Thu, 02 Apr 1998

New bankruptcy law

The government moved yesterday to act on an important component of the IMF-brokered reform package of Jan. 15 when President Soeharto instructed Minister of Justice Muladi to draft a new bankruptcy law and the first antimonopoly law as quickly as possible. They are among the business and commercial laws Indonesia urgently requires to ensure the fair and smooth running of its market economy.

Analysts and corporate lawyers have often complained about complex problems and unfair practices in economic transactions and in enforcing contracts due to the opaque legal framework of the business sector. The nation has steadily moved toward a market economy but without the support of adequate commercial laws, leaving many segments of the market operating in a jungle. In the absence of clear-cut rules of the game, the strongest players rule the market as they choose and engage in monopolies, cartels and other forms of unfair business practices.

No wonder commercial law reforms have always been an important component of any economic reform package prepared by the International Monetary Fund (IMF) and World Bank for developing nations like Indonesia. Effective commercial laws permit business parties to agree freely on the terms of a transaction, discourage fraud and abuse and place the power of the state behind the enforcement of legal rights arising from consensual agreements.

A new bankruptcy law is also prominent in the agenda of the current IMF-Indonesia negotiations on a new package to revise the Jan. 15 reform program. Without an effective bankruptcy law, the banking and corporate debt problems -- which have been blamed more than anything else for causing the crisis -- may never be solved under legal procedures acceptable to all parties involved. The protracted process of liquidating 16 insolvent banks last November shows how pivotal this law is for addressing insolvency problems.

That the nation is in dire need of a new bankruptcy law to accommodate modern business practices is quite obvious because corporate and personal insolvency in the country is still governed by the 1905 Insolvency Ordinance enacted by the Dutch colonial rulers. So obsolete has this ordinance become that it has rarely been used to address insolvency cases. This obviously is a source of uncertainty in the corporate world.

A well-designed bankruptcy law facilitates business transactions and capital flows as it protects both creditors and debtors with clearly defined rules. A market economy requires not only an easy entry to businesses through simplified licensing procedures but also a smooth exit. After all, insolvency is not the end of the world for innovative, hard-working entrepreneurs. Most successful businesspeople have one or more business failures in their records. The most important thing is that entrepreneurs have an easy entry into businesses as well as an exit out of one business in order to enter another one.

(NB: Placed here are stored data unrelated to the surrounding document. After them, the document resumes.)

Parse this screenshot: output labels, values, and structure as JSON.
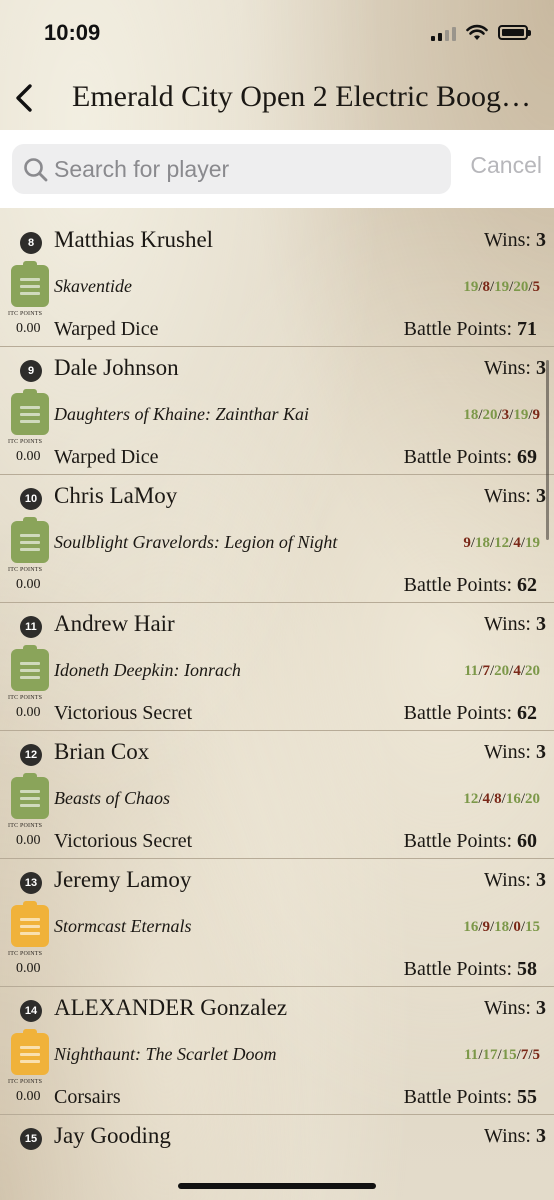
{
  "status_bar": {
    "time": "10:09"
  },
  "nav": {
    "title": "Emerald City Open 2 Electric Boog…"
  },
  "search": {
    "placeholder": "Search for player",
    "value": "",
    "cancel_label": "Cancel"
  },
  "colors": {
    "list_icon_green": "#8aa45a",
    "list_icon_orange": "#f0b23a",
    "score_green": "#7c9849",
    "score_red": "#7a2818",
    "rank_badge": "#2e2d2b"
  },
  "labels": {
    "wins": "Wins:",
    "battle_points": "Battle Points:",
    "itc_points": "ITC POINTS"
  },
  "players": [
    {
      "rank": "8",
      "name": "Matthias Krushel",
      "wins": "3",
      "army": "Skaventide",
      "list_icon_color": "green",
      "scores": [
        {
          "v": "19",
          "c": "g"
        },
        {
          "v": "8",
          "c": "r"
        },
        {
          "v": "19",
          "c": "g"
        },
        {
          "v": "20",
          "c": "g"
        },
        {
          "v": "5",
          "c": "r"
        }
      ],
      "itc": "0.00",
      "team": "Warped Dice",
      "battle_points": "71"
    },
    {
      "rank": "9",
      "name": "Dale Johnson",
      "wins": "3",
      "army": "Daughters of Khaine: Zainthar Kai",
      "list_icon_color": "green",
      "scores": [
        {
          "v": "18",
          "c": "g"
        },
        {
          "v": "20",
          "c": "g"
        },
        {
          "v": "3",
          "c": "r"
        },
        {
          "v": "19",
          "c": "g"
        },
        {
          "v": "9",
          "c": "r"
        }
      ],
      "itc": "0.00",
      "team": "Warped Dice",
      "battle_points": "69"
    },
    {
      "rank": "10",
      "name": "Chris LaMoy",
      "wins": "3",
      "army": "Soulblight Gravelords: Legion of Night",
      "list_icon_color": "green",
      "scores": [
        {
          "v": "9",
          "c": "r"
        },
        {
          "v": "18",
          "c": "g"
        },
        {
          "v": "12",
          "c": "g"
        },
        {
          "v": "4",
          "c": "r"
        },
        {
          "v": "19",
          "c": "g"
        }
      ],
      "itc": "0.00",
      "team": "",
      "battle_points": "62"
    },
    {
      "rank": "11",
      "name": "Andrew Hair",
      "wins": "3",
      "army": "Idoneth Deepkin: Ionrach",
      "list_icon_color": "green",
      "scores": [
        {
          "v": "11",
          "c": "g"
        },
        {
          "v": "7",
          "c": "r"
        },
        {
          "v": "20",
          "c": "g"
        },
        {
          "v": "4",
          "c": "r"
        },
        {
          "v": "20",
          "c": "g"
        }
      ],
      "itc": "0.00",
      "team": "Victorious Secret",
      "battle_points": "62"
    },
    {
      "rank": "12",
      "name": "Brian Cox",
      "wins": "3",
      "army": "Beasts of Chaos",
      "list_icon_color": "green",
      "scores": [
        {
          "v": "12",
          "c": "g"
        },
        {
          "v": "4",
          "c": "r"
        },
        {
          "v": "8",
          "c": "r"
        },
        {
          "v": "16",
          "c": "g"
        },
        {
          "v": "20",
          "c": "g"
        }
      ],
      "itc": "0.00",
      "team": "Victorious Secret",
      "battle_points": "60"
    },
    {
      "rank": "13",
      "name": "Jeremy Lamoy",
      "wins": "3",
      "army": "Stormcast Eternals",
      "list_icon_color": "orange",
      "scores": [
        {
          "v": "16",
          "c": "g"
        },
        {
          "v": "9",
          "c": "r"
        },
        {
          "v": "18",
          "c": "g"
        },
        {
          "v": "0",
          "c": "r"
        },
        {
          "v": "15",
          "c": "g"
        }
      ],
      "itc": "0.00",
      "team": "",
      "battle_points": "58"
    },
    {
      "rank": "14",
      "name": "ALEXANDER Gonzalez",
      "wins": "3",
      "army": "Nighthaunt: The Scarlet Doom",
      "list_icon_color": "orange",
      "scores": [
        {
          "v": "11",
          "c": "g"
        },
        {
          "v": "17",
          "c": "g"
        },
        {
          "v": "15",
          "c": "g"
        },
        {
          "v": "7",
          "c": "r"
        },
        {
          "v": "5",
          "c": "r"
        }
      ],
      "itc": "0.00",
      "team": "Corsairs",
      "battle_points": "55"
    },
    {
      "rank": "15",
      "name": "Jay Gooding",
      "wins": "3",
      "army": "",
      "list_icon_color": "",
      "scores": [],
      "itc": "",
      "team": "",
      "battle_points": ""
    }
  ]
}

All this is made possible because a bankruptcy law usually includes procedures for both liquidation and reorganization of problem firms. It provides failing firms with an orderly means of being wound up, it allows ailing but potentially viable firms to restructure and promotes the flow of credit by protecting creditors.

Under a bankruptcy law, the control of financially suspect firms is handed over to their creditors before all the assets have been misused or dissipated and gives creditors the information and power to direct the use of the remaining assets to recover debts. Without this safeguard, creditors will either refuse to make loans or turn to the state for support.

A large number of companies are now technically bankrupt but the government and their creditors have been barred by the opaque procedures of the 1905 Insolvency Ordinance from declaring them legally bankrupt and acting quickly on their liquidation.

Seen in this context, a new bankruptcy law is a vital part of the efforts to resolve the issues of unhealthy banks and the huge amount (US$73 billion) of outstanding corporate foreign debt. It will provide clear procedures for enforcing both the termination of insolvent companies and the rights of creditors to the remaining assets. Under this law, creditors will rest assured that the laws stand behind their right to repayment and they can better estimate the degree of risk they are undertaking when, for example, loaning money.